Pan
- 2025 Penguin Press book jacket
- Author: Michael Clune
- Audio read by: Michael Crouch
- Cover artist: Alexis Farabaugh
- Genre: Bildungsromans
- Set in: 1990s Chicago suburbs
- Publisher: Penguin Press
- Publication date: July 22, 2025
- Publication place: United States
- Media type: Print, eBook, Audio
- Pages: 336
- Awards: 2025 long listed, First novel prize, The Center for Fiction
- ISBN: 9780593834428
- OCLC: 1527689866
- Website: Official website

= Pan (Clune novel) =

2025 novel by Michael Clune

Pan is Michael Clune's first novel. It was published by Penguin Press during the summer of 2025. The story is about a precocious fifteen-year-old boy named Nicholas sent to live with his father in the suburbs of Chicago after his parents' divorce during the early 1990s. He is infatuated with someone at school, is experiencing extraordinary insights, and is having panic attacks.

==Plot summary==
Sandra Newman, reviewing this novel for The Guardian, says that this book depicts an honest portrayal of mental illness and the teenage years. The book shows how these combined experiences can feel like a type of black magic, and then lends credence to the idea that that this might be true. The protagonist, Nicholas, is shown having abnormal experiences.

For example, he predicts minor occurrences such as an increase in the wind's velocity or someone saying a specific, but quite ordinary word. He thinks he is haunted by the sound of a dead mouse. Another boy uses a fantasy book to prognosticate. Also, a well-known song, "More Than a Feeling," becomes a supernatural connection, when described as having a door in the middle of it, like on an extraterrestrial aircraft.

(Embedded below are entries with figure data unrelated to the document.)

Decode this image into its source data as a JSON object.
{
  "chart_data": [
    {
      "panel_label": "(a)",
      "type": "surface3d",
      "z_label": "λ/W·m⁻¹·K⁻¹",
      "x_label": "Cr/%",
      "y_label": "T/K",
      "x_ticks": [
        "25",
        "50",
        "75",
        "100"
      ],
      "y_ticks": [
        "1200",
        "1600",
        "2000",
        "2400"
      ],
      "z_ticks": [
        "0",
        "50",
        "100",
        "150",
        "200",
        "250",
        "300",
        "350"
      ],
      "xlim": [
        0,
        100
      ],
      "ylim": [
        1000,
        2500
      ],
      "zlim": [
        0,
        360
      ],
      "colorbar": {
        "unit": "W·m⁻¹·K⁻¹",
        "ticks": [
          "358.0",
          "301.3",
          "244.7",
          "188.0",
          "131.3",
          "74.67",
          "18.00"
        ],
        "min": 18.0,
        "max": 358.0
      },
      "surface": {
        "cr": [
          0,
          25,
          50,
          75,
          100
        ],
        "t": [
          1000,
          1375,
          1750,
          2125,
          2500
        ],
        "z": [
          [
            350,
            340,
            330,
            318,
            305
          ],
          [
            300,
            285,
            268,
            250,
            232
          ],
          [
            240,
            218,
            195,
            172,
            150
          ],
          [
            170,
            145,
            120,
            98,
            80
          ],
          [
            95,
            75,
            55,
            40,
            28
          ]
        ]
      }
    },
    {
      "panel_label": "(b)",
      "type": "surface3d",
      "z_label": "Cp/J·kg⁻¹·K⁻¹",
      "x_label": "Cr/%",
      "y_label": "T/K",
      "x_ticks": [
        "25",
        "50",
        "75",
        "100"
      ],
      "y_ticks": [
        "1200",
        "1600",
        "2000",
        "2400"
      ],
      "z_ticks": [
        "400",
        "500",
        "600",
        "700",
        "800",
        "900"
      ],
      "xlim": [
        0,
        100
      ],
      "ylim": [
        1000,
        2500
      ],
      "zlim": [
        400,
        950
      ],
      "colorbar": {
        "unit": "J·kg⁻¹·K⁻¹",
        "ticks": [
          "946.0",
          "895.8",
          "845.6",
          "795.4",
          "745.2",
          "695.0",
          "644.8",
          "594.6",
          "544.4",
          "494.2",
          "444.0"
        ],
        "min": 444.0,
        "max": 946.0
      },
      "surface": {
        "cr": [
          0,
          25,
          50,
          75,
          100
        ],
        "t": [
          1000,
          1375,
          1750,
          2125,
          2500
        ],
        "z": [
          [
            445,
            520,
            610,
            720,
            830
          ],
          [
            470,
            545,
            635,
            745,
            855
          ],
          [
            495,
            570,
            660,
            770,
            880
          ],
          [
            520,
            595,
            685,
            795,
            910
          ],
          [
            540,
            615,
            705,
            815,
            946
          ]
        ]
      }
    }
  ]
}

Newman additionally says that Nicholas believes that his thoughts can leave his body and he fears floating away. His fifteen year old friends believe him. This makes them vulnerable to Ian, an older college student who creates a small cult. Ian specifically targets Nicholas, telling him they are the only ones who can have genuine thoughts.

Ian additionally says that the others in the group are "Hollows" who have "Solid Mind," which is a mechanical type of thinking that lacks a soul. Ian claims that the words coming from the "Hollows" contain an empty void. The group eventually starts performing rituals that include sex, drugs, and sacrificing animals. Then when Nicholas can no longer sleep, he "spirals toward psychosis."

==Languaging==
Reviewers discuss the "beguiling" observations evident in Nick's thought processes.

Kaveh Akbar, reviewing for The New York Times says that Nicholas observes, while looking out a school window during "one February morning" that the "sun had lost its winter quality. In winter the sunlight stands apart from things. When the winter sun touches the brick of the path, it’s like a hand touching a cheek. But when the spring sun touches brick, it goes into it.'"

Sam Sacks, writing for The Wall Street Journal begins by quoting the narrative voice of Nick, "“When you’re fifteen, your body and mind are still tied to nature... [t]he seasons start inside you. God fashions the new season out of interior materials. You discover the season, now you’re performing it. You’re winter, you’re spring. And the things around start to mimic you. It’s why the change in seasons feels like prophecy.”

Matthew Specktor, of The Washington Post shows Nick's thoughts while in a classroom: "“Winter in Illinois, the flesh comes off the bones, what did we need geometry for? We could look at the naked angles of the trees, the circles in the sky at night. At noon we could look at our own faces. All the basic shapes were there, in bone.”